St. Joseph is a town in St. Croix County, Wisconsin, United States. The population was 4,178 at the 2020 census. The unincorporated communities of Burkhardt, and Houlton are located in the town.

==Geography==
According to the United States Census Bureau, the town has a total area of 32.0 sqmi, of which 29.7 sqmi is land.

==Demographics==

Historical population
| Census | Pop. | Note | %± |
|---|---|---|---|
| 2000 | 3,436 |  | — |
| 2010 | 3,842 |  | 11.8% |
| 2020 | 4,178 |  | 8.7% |

===2010 census===
As of the census of 2010, there were 3,842 people, 1,388 households, and 1,136 families living in the town. The population density was 129.4 PD/sqmi. There were 1,511 housing units at an average density of 50.9 /sqmi. The racial makeup of the town was 96.1% White, 2.6% from other races, and 1.3% from two or more races. Hispanic or Latino of any race were 2.4% of the population.

There were 1,388 households, out of which 35.4% had children under the age of 18 living with them, 72.4% were married couples living together, 5.4% had a female householder with no husband present, 4.0% had a male householder with no wife present, and 18.2% were non-families. 13.5% of all households were made up of individuals, and 4.2% had someone living alone who was 65 years of age or older. The average household size was 2.74 and the average family size was 3.00.

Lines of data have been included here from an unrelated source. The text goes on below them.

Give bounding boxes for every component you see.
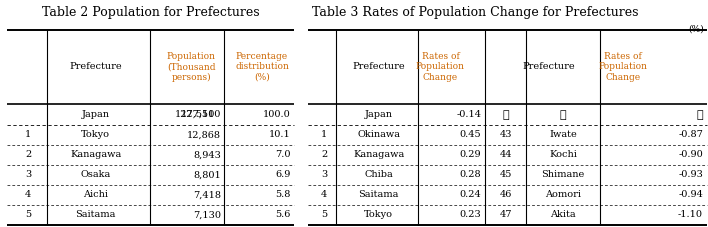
Text: Table 2 Population for Prefectures: Table 2 Population for Prefectures — [42, 6, 259, 19]
Text: 44: 44 — [499, 150, 512, 159]
Text: Prefecture: Prefecture — [523, 62, 575, 72]
Text: 0.23: 0.23 — [459, 210, 481, 219]
Text: 8,943: 8,943 — [193, 150, 221, 159]
Text: (%): (%) — [689, 24, 704, 33]
Text: -0.94: -0.94 — [678, 190, 703, 199]
Text: Tokyo: Tokyo — [81, 130, 110, 139]
Text: Rates of
Population
Change: Rates of Population Change — [598, 52, 648, 82]
Text: Aomori: Aomori — [545, 190, 581, 199]
Text: -0.14: -0.14 — [457, 110, 481, 119]
Text: Okinawa: Okinawa — [358, 130, 400, 139]
Text: Saitama: Saitama — [358, 190, 399, 199]
Text: -1.10: -1.10 — [678, 210, 703, 219]
Text: Akita: Akita — [550, 210, 576, 219]
Text: 4: 4 — [321, 190, 327, 199]
Text: 7.0: 7.0 — [275, 150, 290, 159]
Text: Percentage
distribution
(%): Percentage distribution (%) — [235, 52, 289, 82]
Text: 1: 1 — [321, 130, 327, 139]
Text: 2: 2 — [321, 150, 327, 159]
Text: 5.8: 5.8 — [275, 190, 290, 199]
Text: 8,801: 8,801 — [193, 170, 221, 179]
Text: Aichi: Aichi — [83, 190, 108, 199]
Text: 5.6: 5.6 — [275, 210, 290, 219]
Text: Kanagawa: Kanagawa — [353, 150, 404, 159]
Text: 6.9: 6.9 — [275, 170, 290, 179]
Text: -0.93: -0.93 — [678, 170, 703, 179]
Text: Japan: Japan — [81, 110, 110, 119]
Text: 47: 47 — [499, 210, 512, 219]
Text: 0.24: 0.24 — [459, 190, 481, 199]
Text: Tokyo: Tokyo — [365, 210, 393, 219]
Text: 100.0: 100.0 — [263, 110, 290, 119]
Text: -0.90: -0.90 — [678, 150, 703, 159]
Text: Prefecture: Prefecture — [69, 62, 122, 72]
Text: Rates of
Population
Change: Rates of Population Change — [416, 52, 465, 82]
Text: 12,868: 12,868 — [187, 130, 221, 139]
Text: ⋮: ⋮ — [502, 110, 509, 120]
Text: 45: 45 — [499, 170, 512, 179]
Text: -0.87: -0.87 — [678, 130, 703, 139]
Text: Kochi: Kochi — [549, 150, 577, 159]
Text: 5: 5 — [321, 210, 327, 219]
Text: 43: 43 — [499, 130, 512, 139]
Text: 127,510: 127,510 — [181, 110, 221, 119]
Text: Osaka: Osaka — [81, 170, 110, 179]
Text: 3: 3 — [321, 170, 327, 179]
Text: 3: 3 — [25, 170, 31, 179]
Text: Shimane: Shimane — [542, 170, 585, 179]
Text: Prefecture: Prefecture — [353, 62, 405, 72]
Text: 10.1: 10.1 — [268, 130, 290, 139]
Text: Japan: Japan — [365, 110, 393, 119]
Text: 127,510: 127,510 — [175, 110, 215, 119]
Text: Chiba: Chiba — [365, 170, 393, 179]
Text: Kanagawa: Kanagawa — [70, 150, 121, 159]
Text: 1: 1 — [25, 130, 31, 139]
Text: 46: 46 — [499, 190, 512, 199]
Text: 0.28: 0.28 — [459, 170, 481, 179]
Text: 0.45: 0.45 — [459, 130, 481, 139]
Text: Population
(Thousand
persons): Population (Thousand persons) — [166, 52, 216, 82]
Text: 0.29: 0.29 — [459, 150, 481, 159]
Text: 5: 5 — [25, 210, 31, 219]
Text: 2: 2 — [25, 150, 31, 159]
Text: 7,418: 7,418 — [193, 190, 221, 199]
Text: 7,130: 7,130 — [193, 210, 221, 219]
Text: ⋮: ⋮ — [560, 110, 566, 120]
Text: Iwate: Iwate — [549, 130, 577, 139]
Text: 4: 4 — [25, 190, 31, 199]
Text: Saitama: Saitama — [75, 210, 116, 219]
Text: Table 3 Rates of Population Change for Prefectures: Table 3 Rates of Population Change for P… — [312, 6, 638, 19]
Text: ⋮: ⋮ — [697, 110, 703, 120]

The median age in the town was 42.9 years. 24.9% of residents were under the age of 18; 5.5% were between the ages of 18 and 24; 23.5% were from 25 to 44; 36.2% were from 45 to 64; and 9.9% were 65 years of age or older. The gender makeup of the town was 51.6% male and 48.4% female.

The median household income in the town was $84,769; the per capita income was $40,466. About 5.7% of families and 8.9% of the population were below the poverty line, including 12.8% of those below the age of eighteen, but no persons over the age of sixty-five.

===2000 census===
As of the census of 2000, there were 3,436 people, 1,193 households, and 979 families living in the town. The population density was 106.9 PD/sqmi. There were 1,259 housing units at an average density of 39.2 /sqmi. The racial makeup of the town was 97.93% White, 0.26% African American, 0.26% Native American, 0.61% Asian, 0.15% Pacific Islander, 0.23% from other races, and 0.55% from two or more races. Hispanic or Latino of any race were 0.76% of the population.

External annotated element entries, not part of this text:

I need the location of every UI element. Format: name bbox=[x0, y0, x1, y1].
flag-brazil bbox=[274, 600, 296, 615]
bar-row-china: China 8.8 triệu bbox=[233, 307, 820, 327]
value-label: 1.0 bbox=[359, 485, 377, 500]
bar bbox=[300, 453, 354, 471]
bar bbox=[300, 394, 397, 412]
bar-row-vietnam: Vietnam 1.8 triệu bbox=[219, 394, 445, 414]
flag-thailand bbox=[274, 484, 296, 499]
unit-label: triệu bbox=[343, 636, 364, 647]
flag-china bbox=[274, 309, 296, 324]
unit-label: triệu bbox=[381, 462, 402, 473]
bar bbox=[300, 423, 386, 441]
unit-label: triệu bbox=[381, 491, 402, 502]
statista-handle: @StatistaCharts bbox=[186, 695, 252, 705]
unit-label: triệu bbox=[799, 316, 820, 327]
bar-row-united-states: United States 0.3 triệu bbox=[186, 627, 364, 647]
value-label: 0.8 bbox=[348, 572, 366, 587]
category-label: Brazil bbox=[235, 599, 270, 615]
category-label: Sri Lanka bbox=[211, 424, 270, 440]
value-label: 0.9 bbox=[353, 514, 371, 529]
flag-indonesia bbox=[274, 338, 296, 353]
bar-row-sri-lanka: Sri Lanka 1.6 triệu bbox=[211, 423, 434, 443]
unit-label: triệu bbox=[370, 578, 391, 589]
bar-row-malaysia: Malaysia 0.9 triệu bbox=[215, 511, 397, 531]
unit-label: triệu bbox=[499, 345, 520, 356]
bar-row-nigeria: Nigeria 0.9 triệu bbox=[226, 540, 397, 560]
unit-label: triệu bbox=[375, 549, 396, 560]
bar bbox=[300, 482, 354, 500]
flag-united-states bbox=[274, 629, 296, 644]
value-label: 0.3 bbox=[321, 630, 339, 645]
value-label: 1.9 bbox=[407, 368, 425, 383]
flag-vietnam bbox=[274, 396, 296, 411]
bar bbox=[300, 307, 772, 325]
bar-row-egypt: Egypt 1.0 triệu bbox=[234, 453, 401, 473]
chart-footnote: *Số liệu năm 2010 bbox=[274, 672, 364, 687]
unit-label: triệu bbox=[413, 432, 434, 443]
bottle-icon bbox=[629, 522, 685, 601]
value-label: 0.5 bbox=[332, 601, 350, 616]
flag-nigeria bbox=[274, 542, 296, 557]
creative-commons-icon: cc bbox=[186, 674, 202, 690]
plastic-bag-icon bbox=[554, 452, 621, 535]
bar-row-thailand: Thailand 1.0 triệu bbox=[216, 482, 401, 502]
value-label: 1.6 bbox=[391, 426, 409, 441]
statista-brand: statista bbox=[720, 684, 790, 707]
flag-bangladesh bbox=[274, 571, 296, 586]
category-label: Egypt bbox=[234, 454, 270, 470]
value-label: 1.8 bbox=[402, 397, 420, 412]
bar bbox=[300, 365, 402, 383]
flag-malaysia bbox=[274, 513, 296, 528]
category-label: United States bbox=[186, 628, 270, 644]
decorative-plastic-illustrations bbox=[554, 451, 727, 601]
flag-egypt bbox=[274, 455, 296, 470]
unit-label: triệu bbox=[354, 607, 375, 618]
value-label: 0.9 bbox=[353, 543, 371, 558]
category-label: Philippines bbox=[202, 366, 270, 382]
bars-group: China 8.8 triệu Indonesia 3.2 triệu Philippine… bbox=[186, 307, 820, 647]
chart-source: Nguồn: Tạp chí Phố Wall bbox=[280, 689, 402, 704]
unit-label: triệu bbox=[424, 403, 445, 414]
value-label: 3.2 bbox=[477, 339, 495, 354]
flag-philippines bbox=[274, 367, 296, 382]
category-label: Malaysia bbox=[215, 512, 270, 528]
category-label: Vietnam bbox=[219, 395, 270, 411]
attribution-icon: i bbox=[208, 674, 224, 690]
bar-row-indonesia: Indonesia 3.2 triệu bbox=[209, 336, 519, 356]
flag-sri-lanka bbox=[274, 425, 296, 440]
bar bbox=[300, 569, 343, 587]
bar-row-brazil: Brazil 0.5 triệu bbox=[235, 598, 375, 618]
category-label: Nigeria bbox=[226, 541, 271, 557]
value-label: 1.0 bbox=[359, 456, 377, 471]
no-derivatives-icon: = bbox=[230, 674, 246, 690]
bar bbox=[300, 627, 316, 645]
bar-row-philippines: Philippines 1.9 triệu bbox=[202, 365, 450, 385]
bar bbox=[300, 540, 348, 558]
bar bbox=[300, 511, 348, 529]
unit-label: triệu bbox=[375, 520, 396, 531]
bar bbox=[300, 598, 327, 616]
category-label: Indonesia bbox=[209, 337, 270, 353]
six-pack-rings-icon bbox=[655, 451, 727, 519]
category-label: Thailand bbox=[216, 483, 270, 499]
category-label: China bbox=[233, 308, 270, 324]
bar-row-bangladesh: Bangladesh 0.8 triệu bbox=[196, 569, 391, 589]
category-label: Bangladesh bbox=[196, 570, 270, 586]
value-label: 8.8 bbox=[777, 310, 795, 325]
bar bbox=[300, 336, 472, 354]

There were 1,193 households, out of which 41.5% had children under the age of 18 living with them, 74.0% were married couples living together, 4.7% had a female householder with no husband present, and 17.9% were non-families. 13.4% of all households were made up of individuals, and 2.6% had someone living alone who was 65 years of age or older. The average household size was 2.86 and the average family size was 3.15.

In the town, the population was spread out, with 27.8% under the age of 18, 4.9% from 18 to 24, 33.7% from 25 to 44, 26.0% from 45 to 64, and 6.1% who were 65 years of age or older. The median age was 37 years. For every 100 females, there were 111.4 males. For every 100 females age 18 and over, there were 107.6 males.

The median income for a household in the town was $81,277, and the median income for a family was $80,606. Males had a median income of $52,813 versus $32,283 for females. The per capita income for the town was $30,988. About 0.3% of families and 1.4% of the population were below the poverty line, including none of those under the age of eighteen or sixty-five or over.